When we reached the main road leading to the bridge, we turned away from the bridge towards nearby Ywa Taung. My friend knew that I'd been keen to find more information about the Diesel Locomotive Workshops at Ywa Taung. We drove to the main entrance knowing that the works was completely closed for the holiday. Having made a photograph, we then went to the home of the Divisional Mechanical Engineer, Khin Maung Htun. He graciously received us and gave me a lot of information about the activities of the workshops, using a Powerpoint Presentation. As soon as I can, I'll write a separate, technical post about the Workshops.
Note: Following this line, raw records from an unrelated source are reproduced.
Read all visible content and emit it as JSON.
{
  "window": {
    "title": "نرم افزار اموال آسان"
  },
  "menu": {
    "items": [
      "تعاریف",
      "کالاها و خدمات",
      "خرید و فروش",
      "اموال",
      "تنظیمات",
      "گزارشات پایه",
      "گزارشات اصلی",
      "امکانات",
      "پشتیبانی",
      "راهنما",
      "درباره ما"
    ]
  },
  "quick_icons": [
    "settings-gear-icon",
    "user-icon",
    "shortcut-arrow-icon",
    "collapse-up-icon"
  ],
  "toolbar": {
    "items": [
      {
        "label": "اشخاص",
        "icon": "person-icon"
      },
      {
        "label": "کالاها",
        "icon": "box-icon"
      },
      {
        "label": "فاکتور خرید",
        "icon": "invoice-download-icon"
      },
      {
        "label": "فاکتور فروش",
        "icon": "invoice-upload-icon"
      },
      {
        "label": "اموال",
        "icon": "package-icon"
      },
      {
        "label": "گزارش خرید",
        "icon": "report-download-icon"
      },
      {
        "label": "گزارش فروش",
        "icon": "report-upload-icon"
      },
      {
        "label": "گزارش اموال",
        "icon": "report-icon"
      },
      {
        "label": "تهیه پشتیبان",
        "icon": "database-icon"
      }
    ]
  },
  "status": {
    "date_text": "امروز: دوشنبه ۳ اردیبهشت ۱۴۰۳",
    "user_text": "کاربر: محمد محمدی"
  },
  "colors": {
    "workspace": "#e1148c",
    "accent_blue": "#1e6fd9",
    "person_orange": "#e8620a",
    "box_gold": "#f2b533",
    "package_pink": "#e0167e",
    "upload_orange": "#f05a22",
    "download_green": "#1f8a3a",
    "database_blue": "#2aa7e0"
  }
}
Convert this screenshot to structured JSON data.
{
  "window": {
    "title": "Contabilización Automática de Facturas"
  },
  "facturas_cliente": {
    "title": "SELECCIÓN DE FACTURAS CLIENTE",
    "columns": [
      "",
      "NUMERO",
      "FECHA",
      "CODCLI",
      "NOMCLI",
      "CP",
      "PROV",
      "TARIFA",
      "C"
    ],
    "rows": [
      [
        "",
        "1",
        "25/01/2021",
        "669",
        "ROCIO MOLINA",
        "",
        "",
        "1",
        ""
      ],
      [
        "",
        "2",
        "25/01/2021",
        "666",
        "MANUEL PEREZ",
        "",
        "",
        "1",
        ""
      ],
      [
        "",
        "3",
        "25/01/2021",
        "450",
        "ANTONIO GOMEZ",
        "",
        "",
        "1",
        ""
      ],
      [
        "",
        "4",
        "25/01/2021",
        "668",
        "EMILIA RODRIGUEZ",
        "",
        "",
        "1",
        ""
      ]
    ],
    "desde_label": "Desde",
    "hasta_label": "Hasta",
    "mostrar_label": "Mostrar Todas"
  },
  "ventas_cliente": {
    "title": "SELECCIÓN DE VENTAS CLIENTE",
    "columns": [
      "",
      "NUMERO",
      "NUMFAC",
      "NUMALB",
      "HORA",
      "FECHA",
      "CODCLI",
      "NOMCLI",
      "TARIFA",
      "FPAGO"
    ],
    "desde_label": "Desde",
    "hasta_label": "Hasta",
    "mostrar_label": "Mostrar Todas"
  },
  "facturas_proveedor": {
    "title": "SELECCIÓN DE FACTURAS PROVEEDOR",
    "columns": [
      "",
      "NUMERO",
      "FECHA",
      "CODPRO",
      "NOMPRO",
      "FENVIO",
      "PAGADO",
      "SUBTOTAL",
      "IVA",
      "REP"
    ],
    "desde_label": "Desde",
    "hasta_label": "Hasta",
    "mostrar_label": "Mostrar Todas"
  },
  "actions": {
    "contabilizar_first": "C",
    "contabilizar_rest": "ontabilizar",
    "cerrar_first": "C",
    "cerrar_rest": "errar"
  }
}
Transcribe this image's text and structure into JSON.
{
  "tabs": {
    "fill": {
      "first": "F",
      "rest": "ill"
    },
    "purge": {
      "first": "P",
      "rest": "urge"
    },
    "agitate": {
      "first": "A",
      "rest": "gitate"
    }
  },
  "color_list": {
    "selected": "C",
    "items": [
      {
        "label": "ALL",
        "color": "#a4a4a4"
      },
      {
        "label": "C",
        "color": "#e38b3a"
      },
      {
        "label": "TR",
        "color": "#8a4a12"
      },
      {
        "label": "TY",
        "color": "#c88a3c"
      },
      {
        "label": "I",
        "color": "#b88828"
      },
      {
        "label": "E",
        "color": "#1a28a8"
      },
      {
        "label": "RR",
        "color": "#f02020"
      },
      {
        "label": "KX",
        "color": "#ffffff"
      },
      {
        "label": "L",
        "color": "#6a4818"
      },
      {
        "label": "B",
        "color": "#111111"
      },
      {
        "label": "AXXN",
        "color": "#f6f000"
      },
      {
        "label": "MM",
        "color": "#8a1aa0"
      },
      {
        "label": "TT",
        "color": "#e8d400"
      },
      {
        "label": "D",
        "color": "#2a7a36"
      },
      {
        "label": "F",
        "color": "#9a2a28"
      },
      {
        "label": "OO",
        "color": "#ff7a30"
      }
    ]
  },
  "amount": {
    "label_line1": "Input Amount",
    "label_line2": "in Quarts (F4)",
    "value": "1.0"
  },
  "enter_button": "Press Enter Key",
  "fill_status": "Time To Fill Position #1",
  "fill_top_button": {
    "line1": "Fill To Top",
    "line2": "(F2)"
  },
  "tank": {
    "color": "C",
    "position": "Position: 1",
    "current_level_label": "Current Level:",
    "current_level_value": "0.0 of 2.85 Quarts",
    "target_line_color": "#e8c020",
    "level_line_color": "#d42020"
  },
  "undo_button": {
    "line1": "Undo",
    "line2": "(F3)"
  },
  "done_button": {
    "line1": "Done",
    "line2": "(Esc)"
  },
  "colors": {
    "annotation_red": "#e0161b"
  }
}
We then crossed the road bridge back to the east bank of the river and drove back to Mandalay after a very enjoyable day out. We had soft drinks in 'Planters Bar' at the Sedona Hotel after which I said 'goodbye' to Htein Lin and his family.

I was not quite finished for the day. My friends in Mandalay, the Ko Hlaing and Ma Khaing Family, came round to the hotel. Their charming young daughter is growing up fast and has an amazing command of English. She and I had a walk around the outside swimming pool and she asked questions about everything we saw. I'd last seen the family a year earlier, as described in Mandalay Briefly.

All my posts on my 2015 trip to Myanmar can be found here.

[Actually first posted 6th May 2015, but timestamp amended to place posts in event order]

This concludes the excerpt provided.